Adopting that priority would disadvantage the GOP in the 2024 election. But all kinds of unpredictable, exogenous events can tip elections in our polarized polity. Right now, breakdowns in global supply chains are threatening to massively increase retail prices next year. If that happens, congressional Democrats will bear almost no responsibility; they didn’t set China’s energy policies or tell chip manufacturers to scale back production during the pandemic. Nevertheless, as the party in power, they will likely pay a political price for the crisis. Similar shocks could easily throw 2024 to the GOP.

Given this outlook, securing a small number of permanent policy changes seems like the most prudent cost of action.
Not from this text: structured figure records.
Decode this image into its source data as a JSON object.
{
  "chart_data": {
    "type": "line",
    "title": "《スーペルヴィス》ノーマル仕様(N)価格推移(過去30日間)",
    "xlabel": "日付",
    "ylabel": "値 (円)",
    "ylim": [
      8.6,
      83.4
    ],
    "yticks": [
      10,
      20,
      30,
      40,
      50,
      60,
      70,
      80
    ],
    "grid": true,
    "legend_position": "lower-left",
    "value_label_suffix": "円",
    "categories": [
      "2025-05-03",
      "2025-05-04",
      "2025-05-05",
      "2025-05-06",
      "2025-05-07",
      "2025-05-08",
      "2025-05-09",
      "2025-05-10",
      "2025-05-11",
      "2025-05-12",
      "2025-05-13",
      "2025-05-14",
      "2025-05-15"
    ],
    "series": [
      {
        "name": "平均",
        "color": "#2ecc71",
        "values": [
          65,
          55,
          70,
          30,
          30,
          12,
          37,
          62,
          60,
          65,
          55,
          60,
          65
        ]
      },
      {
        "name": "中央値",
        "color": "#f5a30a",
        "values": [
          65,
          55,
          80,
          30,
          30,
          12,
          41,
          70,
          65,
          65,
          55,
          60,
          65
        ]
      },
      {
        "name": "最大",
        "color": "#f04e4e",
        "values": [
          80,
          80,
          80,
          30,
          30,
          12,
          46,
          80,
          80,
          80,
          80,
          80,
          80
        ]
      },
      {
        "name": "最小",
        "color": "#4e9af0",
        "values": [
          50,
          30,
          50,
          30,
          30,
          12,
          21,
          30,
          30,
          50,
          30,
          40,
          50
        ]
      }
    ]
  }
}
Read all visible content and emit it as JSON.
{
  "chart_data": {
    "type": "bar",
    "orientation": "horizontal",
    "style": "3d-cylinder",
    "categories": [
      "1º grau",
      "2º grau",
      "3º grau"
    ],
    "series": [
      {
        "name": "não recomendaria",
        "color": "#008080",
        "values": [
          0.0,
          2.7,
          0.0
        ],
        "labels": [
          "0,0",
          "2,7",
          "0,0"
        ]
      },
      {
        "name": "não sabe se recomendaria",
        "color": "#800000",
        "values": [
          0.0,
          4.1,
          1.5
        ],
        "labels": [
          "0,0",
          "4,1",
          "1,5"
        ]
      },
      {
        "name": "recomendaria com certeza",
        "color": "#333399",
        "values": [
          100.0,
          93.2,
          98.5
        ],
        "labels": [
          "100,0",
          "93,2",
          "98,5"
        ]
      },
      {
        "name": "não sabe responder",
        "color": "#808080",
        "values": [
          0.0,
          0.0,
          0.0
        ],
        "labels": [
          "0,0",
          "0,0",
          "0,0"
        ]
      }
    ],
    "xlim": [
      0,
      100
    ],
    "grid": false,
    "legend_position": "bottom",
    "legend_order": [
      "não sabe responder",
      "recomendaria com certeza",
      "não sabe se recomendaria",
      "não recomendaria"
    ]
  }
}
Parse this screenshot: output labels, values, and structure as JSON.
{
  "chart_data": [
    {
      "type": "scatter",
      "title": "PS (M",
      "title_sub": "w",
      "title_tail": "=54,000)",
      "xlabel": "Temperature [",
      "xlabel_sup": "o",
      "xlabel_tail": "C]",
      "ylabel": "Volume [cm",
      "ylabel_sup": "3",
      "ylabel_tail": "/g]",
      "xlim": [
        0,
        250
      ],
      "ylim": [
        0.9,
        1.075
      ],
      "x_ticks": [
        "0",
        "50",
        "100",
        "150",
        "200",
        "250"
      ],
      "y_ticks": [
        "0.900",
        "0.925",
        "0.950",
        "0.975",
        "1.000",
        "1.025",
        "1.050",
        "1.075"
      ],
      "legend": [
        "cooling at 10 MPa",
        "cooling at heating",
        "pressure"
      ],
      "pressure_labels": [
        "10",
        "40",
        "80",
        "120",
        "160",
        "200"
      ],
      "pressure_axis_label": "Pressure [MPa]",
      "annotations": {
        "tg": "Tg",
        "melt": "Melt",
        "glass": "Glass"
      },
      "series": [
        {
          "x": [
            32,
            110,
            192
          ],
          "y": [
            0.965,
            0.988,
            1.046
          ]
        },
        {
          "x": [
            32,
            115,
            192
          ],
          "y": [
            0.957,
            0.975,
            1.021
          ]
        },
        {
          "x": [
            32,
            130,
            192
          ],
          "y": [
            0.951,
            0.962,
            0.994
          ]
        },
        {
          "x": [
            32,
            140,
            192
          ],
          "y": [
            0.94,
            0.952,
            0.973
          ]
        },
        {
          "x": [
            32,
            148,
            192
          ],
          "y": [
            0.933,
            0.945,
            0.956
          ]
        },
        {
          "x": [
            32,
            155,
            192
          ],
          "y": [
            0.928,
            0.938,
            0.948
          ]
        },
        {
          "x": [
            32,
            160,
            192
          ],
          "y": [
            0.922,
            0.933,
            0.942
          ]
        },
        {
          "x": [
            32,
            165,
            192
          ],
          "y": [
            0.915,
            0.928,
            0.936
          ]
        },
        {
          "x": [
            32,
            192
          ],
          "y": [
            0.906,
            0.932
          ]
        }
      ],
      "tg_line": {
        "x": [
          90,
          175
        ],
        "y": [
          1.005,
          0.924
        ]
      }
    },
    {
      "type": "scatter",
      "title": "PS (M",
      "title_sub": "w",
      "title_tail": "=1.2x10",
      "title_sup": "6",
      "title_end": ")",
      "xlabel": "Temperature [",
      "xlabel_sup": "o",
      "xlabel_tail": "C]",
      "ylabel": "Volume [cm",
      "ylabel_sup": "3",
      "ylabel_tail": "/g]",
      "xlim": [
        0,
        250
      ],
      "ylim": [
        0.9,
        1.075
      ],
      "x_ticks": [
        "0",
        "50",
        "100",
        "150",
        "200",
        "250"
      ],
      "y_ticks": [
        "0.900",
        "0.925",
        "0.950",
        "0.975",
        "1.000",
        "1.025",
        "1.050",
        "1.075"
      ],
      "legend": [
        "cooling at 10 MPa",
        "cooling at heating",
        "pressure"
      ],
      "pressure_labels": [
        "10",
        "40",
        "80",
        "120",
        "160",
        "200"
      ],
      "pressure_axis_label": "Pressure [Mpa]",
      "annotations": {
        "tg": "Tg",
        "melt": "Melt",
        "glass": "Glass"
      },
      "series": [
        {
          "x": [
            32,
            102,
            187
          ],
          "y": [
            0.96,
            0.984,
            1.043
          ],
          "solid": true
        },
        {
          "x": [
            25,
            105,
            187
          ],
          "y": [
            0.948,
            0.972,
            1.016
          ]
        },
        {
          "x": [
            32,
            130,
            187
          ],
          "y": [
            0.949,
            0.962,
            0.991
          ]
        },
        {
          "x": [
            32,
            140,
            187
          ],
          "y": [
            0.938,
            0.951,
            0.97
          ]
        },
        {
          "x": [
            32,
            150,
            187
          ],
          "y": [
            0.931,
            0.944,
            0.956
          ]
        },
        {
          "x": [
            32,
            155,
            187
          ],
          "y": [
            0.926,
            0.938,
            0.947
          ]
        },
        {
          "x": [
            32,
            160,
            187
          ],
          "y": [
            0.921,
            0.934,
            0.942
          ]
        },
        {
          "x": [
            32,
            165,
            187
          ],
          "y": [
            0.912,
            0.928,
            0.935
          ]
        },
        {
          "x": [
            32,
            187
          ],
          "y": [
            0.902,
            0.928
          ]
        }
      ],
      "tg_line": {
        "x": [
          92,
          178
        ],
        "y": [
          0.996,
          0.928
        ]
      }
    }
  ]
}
It’s true that Republicans could repeal a permanent version of the child allowance or universal pre-kindergarten or an enhanced Affordable Care Act. But the odds of that happening will be much lower if those policies are not set to self-destruct.

To be sure, this option has its own political difficulties. There is a reason why the $3.5 trillion version of Build Back Better included so many different programs: Every Democratic lawmaker has his or her own longtime policy hobbyhorse. And they all know that this could very well be their last bite at the apple. The political virtue of “do everything temporarily and/or half-assedly” is that it allows every lawmaker a partial “win.” For the party leadership, narrowing Biden’s agenda means killing a lot of their members’ personal darlings, and then pleading with them to vote for the package anyway.

But getting rank-and-file House Democrats to support a small number of robust, permanent reforms will surely be easier than persuading Manchin and Sinema to support legislation that directly contravenes their demands, if only because the latter are less invested in making Americans’ lives easier through public policy — and thus, more willing to let Biden’s agenda collapse.

Again, there is no good reason for the U.S. to spend less than 1.2 percent of GDP on fighting climate change and expanding the safety net over the next ten years. Given Manchin’s bad reasons, though, Democrats should aim to make a small number of big, durable improvements to America’s sorrowful status quo.